In the wake of attacks and cyber-security issues, several institutions and research facilities in the UK, Switzerland, Germany, and Spain have had their supercomputers hacked by hackers with the aim of mining the Monero (XMR) cryptocurrency. The Universities affected include:
- The University of Edinburgh, the first to report a breach, which operates the ARCHER supercomputer. As a result, the organization shut down the ARCHER system to investigate and also reset SSH passwords; to prevent further attacks after it’s nodes were compromised.
- The high-performing computer at the Faculty of Physics, Ludwig-Maximilian University in Munich, Germany. After which Robert Helling (German scientist) issued an analysis of the threat.
Institutions and research facilities were not left out of the attacks.
- The bwPHC, in the state of Baden-Württemberg, Germany, was hit badly by the intrusion as five computers of their computers located at the University of Stuttgart, Karlsruhe Institute of Technology (KIT), Ulm University, and Tübingen University respectively were all shut down).
- The Swiss Center of Scientific Computations (CSCS) in Zurich, Switzerland, as well as a supercomputer in Barcelona, Spain, were also caught up with the infection.

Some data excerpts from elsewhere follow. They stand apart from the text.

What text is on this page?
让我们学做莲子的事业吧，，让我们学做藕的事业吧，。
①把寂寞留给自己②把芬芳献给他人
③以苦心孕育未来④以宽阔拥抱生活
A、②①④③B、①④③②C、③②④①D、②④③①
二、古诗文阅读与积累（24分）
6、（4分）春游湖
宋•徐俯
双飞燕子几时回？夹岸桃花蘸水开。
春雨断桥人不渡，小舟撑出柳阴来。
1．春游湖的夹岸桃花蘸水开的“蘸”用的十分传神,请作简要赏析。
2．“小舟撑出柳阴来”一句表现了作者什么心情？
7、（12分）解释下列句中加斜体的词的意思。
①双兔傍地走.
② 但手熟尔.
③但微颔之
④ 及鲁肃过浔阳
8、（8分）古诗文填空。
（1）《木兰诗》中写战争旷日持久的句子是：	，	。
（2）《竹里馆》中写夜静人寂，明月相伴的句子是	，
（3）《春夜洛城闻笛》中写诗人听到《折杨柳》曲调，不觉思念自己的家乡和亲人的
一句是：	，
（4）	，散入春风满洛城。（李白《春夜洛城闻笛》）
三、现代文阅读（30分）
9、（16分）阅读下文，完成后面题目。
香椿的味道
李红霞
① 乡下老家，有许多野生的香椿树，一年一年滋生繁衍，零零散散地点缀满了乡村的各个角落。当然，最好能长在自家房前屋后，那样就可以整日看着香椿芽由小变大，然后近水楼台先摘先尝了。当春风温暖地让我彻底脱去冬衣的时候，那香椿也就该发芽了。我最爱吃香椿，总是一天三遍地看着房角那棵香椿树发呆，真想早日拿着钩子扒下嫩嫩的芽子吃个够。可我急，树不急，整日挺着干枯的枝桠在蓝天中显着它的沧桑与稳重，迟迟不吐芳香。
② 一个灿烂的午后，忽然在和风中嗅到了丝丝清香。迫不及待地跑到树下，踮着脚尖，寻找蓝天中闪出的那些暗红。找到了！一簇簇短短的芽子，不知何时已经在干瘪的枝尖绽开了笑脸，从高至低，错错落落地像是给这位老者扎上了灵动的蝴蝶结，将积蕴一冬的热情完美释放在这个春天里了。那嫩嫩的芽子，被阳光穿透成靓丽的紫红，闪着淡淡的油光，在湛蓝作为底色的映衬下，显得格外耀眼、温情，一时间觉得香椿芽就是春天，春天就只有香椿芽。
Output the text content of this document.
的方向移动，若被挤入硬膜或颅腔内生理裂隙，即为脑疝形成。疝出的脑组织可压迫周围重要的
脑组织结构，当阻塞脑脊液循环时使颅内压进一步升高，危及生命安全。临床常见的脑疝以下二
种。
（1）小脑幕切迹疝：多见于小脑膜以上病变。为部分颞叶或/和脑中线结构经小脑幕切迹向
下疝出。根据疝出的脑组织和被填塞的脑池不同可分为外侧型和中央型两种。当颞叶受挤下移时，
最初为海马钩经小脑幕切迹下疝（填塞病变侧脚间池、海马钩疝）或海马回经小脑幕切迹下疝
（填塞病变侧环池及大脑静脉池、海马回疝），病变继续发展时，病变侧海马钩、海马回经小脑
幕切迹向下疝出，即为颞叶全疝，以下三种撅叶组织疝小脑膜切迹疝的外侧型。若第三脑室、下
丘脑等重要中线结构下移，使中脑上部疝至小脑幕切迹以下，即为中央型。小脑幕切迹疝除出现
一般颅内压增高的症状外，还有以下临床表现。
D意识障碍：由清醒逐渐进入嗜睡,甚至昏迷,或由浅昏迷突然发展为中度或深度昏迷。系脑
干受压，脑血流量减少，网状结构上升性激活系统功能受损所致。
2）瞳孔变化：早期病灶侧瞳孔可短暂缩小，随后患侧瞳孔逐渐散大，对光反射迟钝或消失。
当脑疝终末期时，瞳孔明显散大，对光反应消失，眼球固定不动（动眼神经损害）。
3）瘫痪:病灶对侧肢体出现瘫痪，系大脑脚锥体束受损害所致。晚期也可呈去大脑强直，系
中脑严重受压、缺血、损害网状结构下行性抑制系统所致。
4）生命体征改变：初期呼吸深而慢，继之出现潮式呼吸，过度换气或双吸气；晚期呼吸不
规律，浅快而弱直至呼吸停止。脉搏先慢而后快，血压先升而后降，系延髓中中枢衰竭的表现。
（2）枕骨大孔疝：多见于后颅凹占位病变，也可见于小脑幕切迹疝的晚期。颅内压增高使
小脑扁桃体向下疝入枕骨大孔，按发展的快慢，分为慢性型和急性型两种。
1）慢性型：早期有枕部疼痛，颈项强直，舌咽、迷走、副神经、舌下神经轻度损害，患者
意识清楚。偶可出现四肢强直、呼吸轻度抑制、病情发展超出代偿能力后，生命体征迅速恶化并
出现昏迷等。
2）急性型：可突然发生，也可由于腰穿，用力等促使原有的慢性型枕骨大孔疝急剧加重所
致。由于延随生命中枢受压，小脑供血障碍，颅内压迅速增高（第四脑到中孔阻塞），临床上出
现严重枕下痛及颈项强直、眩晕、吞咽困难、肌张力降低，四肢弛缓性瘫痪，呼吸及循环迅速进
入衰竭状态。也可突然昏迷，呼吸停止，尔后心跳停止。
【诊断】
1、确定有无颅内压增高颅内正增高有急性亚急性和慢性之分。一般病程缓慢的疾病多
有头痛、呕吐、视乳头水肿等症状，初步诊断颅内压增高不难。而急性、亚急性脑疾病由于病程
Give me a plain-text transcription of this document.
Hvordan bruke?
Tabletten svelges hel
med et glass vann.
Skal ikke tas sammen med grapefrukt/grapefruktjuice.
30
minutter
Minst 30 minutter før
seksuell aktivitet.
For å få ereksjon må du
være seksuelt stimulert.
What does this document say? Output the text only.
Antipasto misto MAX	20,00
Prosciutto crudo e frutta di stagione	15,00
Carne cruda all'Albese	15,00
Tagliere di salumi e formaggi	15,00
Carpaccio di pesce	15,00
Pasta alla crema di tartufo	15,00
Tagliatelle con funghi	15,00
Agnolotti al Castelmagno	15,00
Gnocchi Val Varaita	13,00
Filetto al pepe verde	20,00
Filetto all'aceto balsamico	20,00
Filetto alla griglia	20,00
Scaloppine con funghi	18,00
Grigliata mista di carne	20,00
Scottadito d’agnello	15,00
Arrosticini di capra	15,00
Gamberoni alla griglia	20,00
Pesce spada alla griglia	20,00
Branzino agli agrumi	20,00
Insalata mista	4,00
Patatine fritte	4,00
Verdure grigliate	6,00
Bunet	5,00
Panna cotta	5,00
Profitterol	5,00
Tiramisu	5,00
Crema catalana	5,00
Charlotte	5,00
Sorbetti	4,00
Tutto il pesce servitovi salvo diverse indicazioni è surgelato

Thursday gave rise to two new reports: one from the Leibniz Computing Center (an institute under the Bavarian Academy of Sciences and the second was from the Julich Research Center in the town of Julich, Germany. The JURECA, JUDAS, and JEWELS (all supercomputers in Julich) were all shut down due to the “IT breach.”
Compromised SSH LOGINS gave attackers access.
The Computer Security Incident Response Team (CSIRT) for the European Grid Infrastructure (EGI), a pan-European organization that coordinates research on supercomputers across Europe, was called in to investigate the breaches. They released samples of malware (gotten from infected institutions) as well as some indicators of a network compromise. They had the samples reviewed by Cado Security, which is a UK-based cyber-security system.
From reviewed samples, the diagnosis shows that the attacks on the computers were a result of compromised SSH credentials; which are suspected to be stolen from members of the university in China, Poland, and Canada. With the stolen credentials, the attackers can access the computer’s node, gain root access through the exploit of CVE-2019-15666; and also deploy the application that mines the Monero (XMR) cryptocurrency.
The co-founder of Cado Security said that ” while there is no official evidence to confirm that all the intrusions have been carried out by the same group evidence like similar malware file names and network indicators suggests this might be the same threat actor.”
Sadly, this intrusion has impeded the research on COVID-19 being done by the affected universities.
These “incidents” are not new stories; (though this was carried out by hackers) as more like this have been reported in the past. Although in 2018, arrests were made in Russia and investigations carried out in Australia; as employees were suspected of using the system to mine cryptocurrency.